Aghast at the fishermen’s displacement ‘in the name of development’, she decided to pitch for the cause of Kolis. As she saw the world of fishermen through their eyes, the film became a series of conversations between two fishermen, her lead character Ganesh and his friend Rakesh, whose perspectives were as different as chalk and cheese. Yet, the idea of sustainability came through with throbbing force.
“Small and medium farmers and fishermen are feeding 70 per cent of the world, yet, instead of being incentivised for sustainable practices, they are being penalised,” she rues.
About the popularity of this genre, she does not agree that India is not a documentary viewing country. In fact, she has had full-house, enthused screenings of her documentaries. Still, she agrees, “Distribution is an issue and makers are often left to themselves to devise ways to engage with the audience.” She recalls how her National Award-winning film ‘Soz’ was not broadcast on Doordarshan.

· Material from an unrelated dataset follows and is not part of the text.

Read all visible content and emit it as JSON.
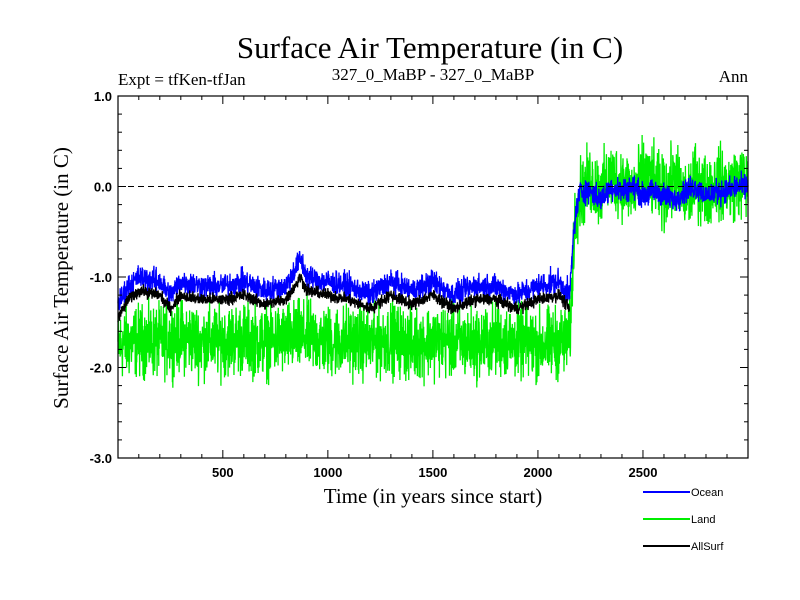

Awards do matter and international recognition brings in more attention, but personally she finds the idea of competition corrosive. As a jury member at the International Documentary and Short Film Festival of Kerala, she wished to award all documentary makers, as she knows it is a herculean task to make one. Physical hurdles, like shooting in the rough seas, are the least of her problems. What is truly challenging is “building trust with your subject as is not easy, for, they are real people, and you can’t rush it through”. ‘Against the Tide’ was six years in the making.
In a world where we are constantly being sold the idea of killing ambition, she would not care to fall in the trap of up-scaling. “Rather,” she believes, “being ordinary is such a gift.” She would like to tell the stories of ordinary people, but in an extraordinary way, bringing out the complexities hidden beneath.